Asthma – das griechische Wort bedeutet „Keuchen“ – ist die häufigste chronische Krankheit bei Kindern. Es ist kein Zufall, dass vor allem Stadtkinder von dieser Krankheit betroffen sind – und das liegt nicht nur an den Autoabgasen. Oft ist auch übertriebene Hygiene daran schuld. Es beginnt schon in der Schwangerschaft. Viele Schwangere meiden den Kontakt mit der Natur, weil sie fürchten, sich mit Krankheitserregern zu infizieren. Dabei ist es genau umgekehrt. Als Risiken für Allergien und Atemwegserkrankungen werden unter anderem folgende genannt: Kaiserschnittgeburten, Flaschennahrung, zu viele Medikamente – also alles, was die Begegnung mit natürlichen Bakterien einschränkt. Studien zeigen, dass Bauernhofkinder wesentlich seltener an Asthma erkranken als Stadtkinder, und das liegt am frühen Kontakt mit der Mikrobenvielfalt im Stall.

 

Man kann es übertreiben!

 

Wir alle tragen seit der Geburt unzählige Bakterien in uns – genau gesagt, sind das bei Erwachsenen etwa zwei Kilogramm. Diese Bakterien leben auf den Schleimhäuten, vor allem im Mund und im Darm und sind die Voraussetzung für ein gesundes Leben. Sie stehen in einem ständigen Wechselspiel, und wenn alles passt, ist dieses ausgeglichen.

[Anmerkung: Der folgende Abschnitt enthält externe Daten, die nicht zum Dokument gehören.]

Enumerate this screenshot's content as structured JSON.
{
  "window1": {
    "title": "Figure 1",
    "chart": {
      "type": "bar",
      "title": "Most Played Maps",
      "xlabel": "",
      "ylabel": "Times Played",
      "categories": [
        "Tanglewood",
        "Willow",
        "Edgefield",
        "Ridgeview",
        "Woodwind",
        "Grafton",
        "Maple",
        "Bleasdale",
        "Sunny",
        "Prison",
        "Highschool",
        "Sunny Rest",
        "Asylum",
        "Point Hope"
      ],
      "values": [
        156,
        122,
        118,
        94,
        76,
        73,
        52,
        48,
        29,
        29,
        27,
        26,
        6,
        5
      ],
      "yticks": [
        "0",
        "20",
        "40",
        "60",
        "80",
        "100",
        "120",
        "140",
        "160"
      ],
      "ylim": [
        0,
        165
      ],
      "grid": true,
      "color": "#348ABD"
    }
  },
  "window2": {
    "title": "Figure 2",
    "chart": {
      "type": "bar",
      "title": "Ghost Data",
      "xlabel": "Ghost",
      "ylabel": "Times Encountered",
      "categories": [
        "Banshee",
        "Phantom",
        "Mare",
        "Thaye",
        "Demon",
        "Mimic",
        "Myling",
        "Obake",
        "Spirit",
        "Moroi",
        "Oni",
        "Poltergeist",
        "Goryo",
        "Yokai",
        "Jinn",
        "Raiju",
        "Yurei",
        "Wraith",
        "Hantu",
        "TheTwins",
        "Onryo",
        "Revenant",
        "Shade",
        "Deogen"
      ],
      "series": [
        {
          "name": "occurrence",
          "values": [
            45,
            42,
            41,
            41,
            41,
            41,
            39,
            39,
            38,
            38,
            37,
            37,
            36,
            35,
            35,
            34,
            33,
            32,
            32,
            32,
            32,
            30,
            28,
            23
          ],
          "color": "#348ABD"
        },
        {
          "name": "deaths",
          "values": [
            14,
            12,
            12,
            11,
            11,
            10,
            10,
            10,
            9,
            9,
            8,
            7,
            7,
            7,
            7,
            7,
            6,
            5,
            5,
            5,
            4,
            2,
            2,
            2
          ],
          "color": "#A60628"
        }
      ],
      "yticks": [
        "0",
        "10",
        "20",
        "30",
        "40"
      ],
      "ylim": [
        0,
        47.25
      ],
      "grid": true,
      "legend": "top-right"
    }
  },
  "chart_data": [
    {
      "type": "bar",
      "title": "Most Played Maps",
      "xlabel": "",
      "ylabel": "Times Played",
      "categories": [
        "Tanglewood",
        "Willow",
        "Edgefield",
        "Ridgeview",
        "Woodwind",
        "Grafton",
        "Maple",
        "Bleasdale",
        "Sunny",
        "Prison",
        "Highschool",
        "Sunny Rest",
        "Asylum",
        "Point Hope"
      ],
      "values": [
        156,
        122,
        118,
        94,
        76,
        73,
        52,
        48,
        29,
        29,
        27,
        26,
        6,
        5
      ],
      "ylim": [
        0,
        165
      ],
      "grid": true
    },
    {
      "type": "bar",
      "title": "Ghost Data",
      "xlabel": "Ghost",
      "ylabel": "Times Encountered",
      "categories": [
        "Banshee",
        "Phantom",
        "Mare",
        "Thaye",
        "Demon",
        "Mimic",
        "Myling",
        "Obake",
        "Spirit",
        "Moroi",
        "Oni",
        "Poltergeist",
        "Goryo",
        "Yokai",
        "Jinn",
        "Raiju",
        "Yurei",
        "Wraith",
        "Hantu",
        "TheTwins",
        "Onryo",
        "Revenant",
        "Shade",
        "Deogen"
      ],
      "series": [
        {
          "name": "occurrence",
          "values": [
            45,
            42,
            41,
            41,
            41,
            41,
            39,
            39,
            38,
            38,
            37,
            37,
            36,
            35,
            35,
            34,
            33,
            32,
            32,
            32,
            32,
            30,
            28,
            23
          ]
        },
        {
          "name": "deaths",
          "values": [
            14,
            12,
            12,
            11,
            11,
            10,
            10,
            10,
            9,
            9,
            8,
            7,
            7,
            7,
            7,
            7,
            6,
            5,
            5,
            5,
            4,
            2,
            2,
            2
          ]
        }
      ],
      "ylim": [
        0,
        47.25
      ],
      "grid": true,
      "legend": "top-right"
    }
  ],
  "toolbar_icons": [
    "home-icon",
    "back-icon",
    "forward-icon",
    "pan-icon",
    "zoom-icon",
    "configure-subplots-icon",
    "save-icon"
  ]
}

Werden Bakterien zu radikal entfernt – etwa vorübergehend durch Antibiotika – entsteht ein Ungleichgewicht, und das Immunsystem gerät ins Wanken. Dies wurde auch durch Versuche an Mäusen bewiesen: Tiere, die in einer keimfreien Umgebung gehalten wurden, erkrankten viel häufiger an Allergien als solche, denen ein natürlicher Lebensraum ermöglicht wurde. Fazit: Zu viel Hygiene schadet!

 

Dreckspatzen leben gesünder

 

Kleine Kinder erforschen ihre Umgebung mit dem Mund. Das ist gut so. Natürlich schauen Eltern darauf, dass diese Erfahrungen im vernünftigen Rahmen bleiben. Wichtig ist wie überall das Mittelmaß. Wenn der Schnuller hinunterfällt, soll er nicht von den Eltern abgeschleckt werden, das ist klar – es braucht aber auch keine aufwändige Desinfektion. Kinder müssen sich entfalten dürfen. Sie brauchen Kontakte mit anderen Kindern und mit Tieren. Kinder wollen die Natur erfahren, ertasten, er-riechen, er-schmecken. Und wo geht das besser als in der freien Natur?

 

Durch die Wiese hüpfen

 

Wie greift sich das Fell einer Kuh an? Wie weich ist im Vergleich dazu das einer kleinen Katze? Wie läuft es sich barfuß über sonnenwarmes Gras? Wie schmecken Himbeeren direkt vom Strauch? Landkinder dürfen diese kostbaren Erfahrungen machen. Stadtkinder sind hingegen manchmal so „überbehütet“, dass sie gar nicht mehr an die frische Luft kommen. Allen Eltern, die überall Gefahren wittern, soll gesagt sein: Das Leben ist gefährlich – aber es ist das schönste Abenteuer, das es gibt. Raus aus der Käseglocke – auf in die Natur!